Posté par othoharmonie le 26 septembre 2015

 

PAPILLONAu-delà de l’admiration artistique, l’homme a su tisser des liens avec les papillons et exploiter certaines espèces. Plusieurs papillons de nuit sont producteurs de soie et élevés comme tels. Ils appartiennent au groupe des bombyx (famille des saturniidés). Le plus célèbre est le bombyx du mûrier, Bombyx mori, dont la chenille est connue sous le nom de ver à soie. Le corps trop lourd et les ailes trop petites de ce papillon lui interdisent de voler. Le ver à soie est élevé depuis 5 000 ans. À l’origine, les Chinois étaient les seuls à détenir le secret de son élevage et le gardaient jalousement : tout don, vol ou trafic des œufs du précieux papillon au bénéfice d’un étranger était sanctionné par une sentence de mort. En dépit de telles mesures dissuasives, plusieurs de ces œufs, accompagnés de graines de mûrier, parviennent clandestinement à Constantinople, en 555. L’industrie de la soie se répand lentement. En France, Louis XI l’établit à Lyon au xive siècle. Les vers à soie sont élevés intensivement jusqu’au xixe siècle, dans des fermes appelées magnaneries. Apparus en 1932, les textiles synthétiques comme le Nylon imposent une rude concurrence à l’industrie de la soie, qui connaît un ralentissement durable.Coûteuse, la sériciculture représente aujourd’hui une production très réduite en France, comme dans le reste de l’Europe.

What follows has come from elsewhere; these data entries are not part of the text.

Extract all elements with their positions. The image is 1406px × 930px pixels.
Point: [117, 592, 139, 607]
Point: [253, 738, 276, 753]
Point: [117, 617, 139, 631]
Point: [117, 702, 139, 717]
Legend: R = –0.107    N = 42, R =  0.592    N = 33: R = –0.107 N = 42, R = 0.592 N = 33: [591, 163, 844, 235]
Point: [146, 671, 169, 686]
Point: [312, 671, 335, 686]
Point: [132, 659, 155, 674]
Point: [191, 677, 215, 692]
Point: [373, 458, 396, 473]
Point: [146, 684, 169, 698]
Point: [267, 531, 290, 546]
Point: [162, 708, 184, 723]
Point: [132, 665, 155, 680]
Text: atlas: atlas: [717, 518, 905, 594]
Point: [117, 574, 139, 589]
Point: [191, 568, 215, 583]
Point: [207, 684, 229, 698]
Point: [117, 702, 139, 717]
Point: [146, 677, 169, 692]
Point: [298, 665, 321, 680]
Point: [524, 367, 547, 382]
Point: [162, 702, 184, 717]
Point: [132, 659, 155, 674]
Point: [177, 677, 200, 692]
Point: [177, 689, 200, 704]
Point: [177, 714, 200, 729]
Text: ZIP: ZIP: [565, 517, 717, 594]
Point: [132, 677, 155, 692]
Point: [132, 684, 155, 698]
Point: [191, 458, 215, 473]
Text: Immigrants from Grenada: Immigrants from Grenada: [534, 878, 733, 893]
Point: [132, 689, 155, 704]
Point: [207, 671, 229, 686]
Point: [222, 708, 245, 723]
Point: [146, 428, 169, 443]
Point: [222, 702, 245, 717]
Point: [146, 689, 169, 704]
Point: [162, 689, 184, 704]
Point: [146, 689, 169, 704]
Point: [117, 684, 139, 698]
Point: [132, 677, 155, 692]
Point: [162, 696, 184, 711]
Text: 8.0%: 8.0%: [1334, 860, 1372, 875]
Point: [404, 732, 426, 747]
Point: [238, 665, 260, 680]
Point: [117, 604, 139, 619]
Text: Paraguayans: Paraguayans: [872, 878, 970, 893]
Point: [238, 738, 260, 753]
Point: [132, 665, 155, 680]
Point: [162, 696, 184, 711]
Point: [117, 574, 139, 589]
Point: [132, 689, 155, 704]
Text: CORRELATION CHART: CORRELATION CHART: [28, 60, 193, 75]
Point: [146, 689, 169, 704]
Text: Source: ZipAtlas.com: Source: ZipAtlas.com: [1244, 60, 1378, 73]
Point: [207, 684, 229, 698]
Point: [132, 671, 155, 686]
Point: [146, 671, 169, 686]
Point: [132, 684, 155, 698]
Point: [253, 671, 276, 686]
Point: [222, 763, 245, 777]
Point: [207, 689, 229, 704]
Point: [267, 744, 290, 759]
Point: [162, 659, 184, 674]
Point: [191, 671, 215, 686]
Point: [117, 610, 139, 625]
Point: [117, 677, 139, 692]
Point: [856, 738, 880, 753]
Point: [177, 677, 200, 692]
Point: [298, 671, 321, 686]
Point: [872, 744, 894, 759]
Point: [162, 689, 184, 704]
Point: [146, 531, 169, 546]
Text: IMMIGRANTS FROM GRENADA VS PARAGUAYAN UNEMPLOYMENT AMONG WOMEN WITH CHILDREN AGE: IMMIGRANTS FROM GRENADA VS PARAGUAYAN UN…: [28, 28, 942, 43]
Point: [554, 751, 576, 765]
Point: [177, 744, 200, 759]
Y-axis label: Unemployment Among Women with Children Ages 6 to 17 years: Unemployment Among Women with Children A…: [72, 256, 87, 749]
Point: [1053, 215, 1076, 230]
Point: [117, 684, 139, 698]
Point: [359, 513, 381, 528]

La chenille du bombyx est glabre et atteint huit ou neuf centimètres de long. Elle se nourrit en abondance des feuilles du mûrier, sa seule source d’alimentation pendant les trente à quarante jours que dure sa vie larvaire. Au terme de son développement, elle tisse un cocon blanchâtre, plus ou moins épais, fait d’un fil d’une longueur de un à deux kilomètres et de plusieurs fils accessoires courts. Une des extrémités du cocon est moins épaisse : dans la nature, c’est par là que l’adulte sort à l’issue de la métamorphose, après avoir ramolli la fibre avec une sécrétion émolliente.

La qualité du fil de soie varie d’une race de bombyx à l’autre. Le cocon n’est pas utilisé en totalité. Pour débarrasser le fil continu des cours fils de soie accessoires qui entourent le cocon, celui-ci est ébouillanté, la chrysalide meurt et le fil de soie continu peut être déroulé. Le fil commercialisé est le plus souvent constitué de plusieurs fils torsadés ensemble.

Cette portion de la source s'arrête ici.